A Select Bibliography

Beaumont, Gregory.  “Anthony Trollope: A Critical Study of the Short Fiction,” unpublished Ph.D thesis, Florida State University, 1999.  Available at George Mason University Database. An excellent book.

Malachi’s Cove.  Dir, Script Henry Herbert.  Perf. Donald Pleasance, Veronica Gilligan, John Barrett, Peter Vaughn, David Bradley.  Impact Quadrant & Penrith, 1973.

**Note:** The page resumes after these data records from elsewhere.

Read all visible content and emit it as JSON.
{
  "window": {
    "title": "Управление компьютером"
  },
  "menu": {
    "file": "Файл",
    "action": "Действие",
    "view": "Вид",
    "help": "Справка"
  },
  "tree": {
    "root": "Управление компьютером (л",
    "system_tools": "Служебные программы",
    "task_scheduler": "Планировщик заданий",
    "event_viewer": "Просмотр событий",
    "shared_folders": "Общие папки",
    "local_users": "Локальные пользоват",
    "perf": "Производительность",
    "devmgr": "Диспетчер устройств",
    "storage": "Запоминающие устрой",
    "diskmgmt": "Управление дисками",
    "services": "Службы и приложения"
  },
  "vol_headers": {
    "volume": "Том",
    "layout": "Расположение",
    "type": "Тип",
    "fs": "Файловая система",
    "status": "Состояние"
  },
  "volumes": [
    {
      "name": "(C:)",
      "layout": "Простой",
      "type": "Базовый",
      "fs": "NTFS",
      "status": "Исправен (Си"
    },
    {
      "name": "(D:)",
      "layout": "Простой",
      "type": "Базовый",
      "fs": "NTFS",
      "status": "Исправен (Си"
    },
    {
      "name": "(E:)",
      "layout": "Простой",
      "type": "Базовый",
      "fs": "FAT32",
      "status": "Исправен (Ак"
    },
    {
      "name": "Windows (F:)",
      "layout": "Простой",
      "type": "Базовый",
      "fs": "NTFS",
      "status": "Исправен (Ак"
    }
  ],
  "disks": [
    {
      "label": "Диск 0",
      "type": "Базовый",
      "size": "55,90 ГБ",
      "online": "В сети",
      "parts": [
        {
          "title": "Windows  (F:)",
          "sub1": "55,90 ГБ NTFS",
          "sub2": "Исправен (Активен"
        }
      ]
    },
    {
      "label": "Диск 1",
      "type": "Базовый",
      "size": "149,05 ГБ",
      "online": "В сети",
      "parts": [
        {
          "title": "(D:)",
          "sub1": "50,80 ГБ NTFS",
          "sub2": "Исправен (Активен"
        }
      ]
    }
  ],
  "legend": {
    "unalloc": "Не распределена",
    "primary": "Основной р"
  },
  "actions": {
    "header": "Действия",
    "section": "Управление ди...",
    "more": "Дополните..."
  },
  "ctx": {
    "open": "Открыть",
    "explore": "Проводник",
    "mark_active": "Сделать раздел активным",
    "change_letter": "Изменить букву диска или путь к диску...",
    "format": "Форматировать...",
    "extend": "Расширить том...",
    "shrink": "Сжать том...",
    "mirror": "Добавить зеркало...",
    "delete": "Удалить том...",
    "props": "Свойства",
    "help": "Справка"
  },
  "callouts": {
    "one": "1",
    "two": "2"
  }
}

James, Henry.  “Antony Trollope,” Partial Portraits, 1983, may be found complete on The Victorian Web, https://victorianweb.org/authors/jamesh/trollope.html

Navakas, Francine.  “A Review [of The Complete Short Stories of Anthony Trollope for the Trollope Society, ed Betty Jane Slemp]: The Case for Trollope’s Short Stories,” Modern Philology, 83:2 (1975):172-78.

Ray, Gordon.  “Trollope at Full Length,” Huntington Library Quarterly, 31:4 (1968): 313-40.

Stone, Donald. “Trollope as a Short Story Writer,” Nineteenth Century Fiction, 31:1 (1976):26-47

Trollope, Anthony.  Early Short Stories, Later Short Stories, ed. Introd, notes John Sutherland.  Oxford UP, 1994, 1994.

The Complete Shorter Fiction, ed., intro, notes Julian Thompson.  NY: Carol & Graf, 1992.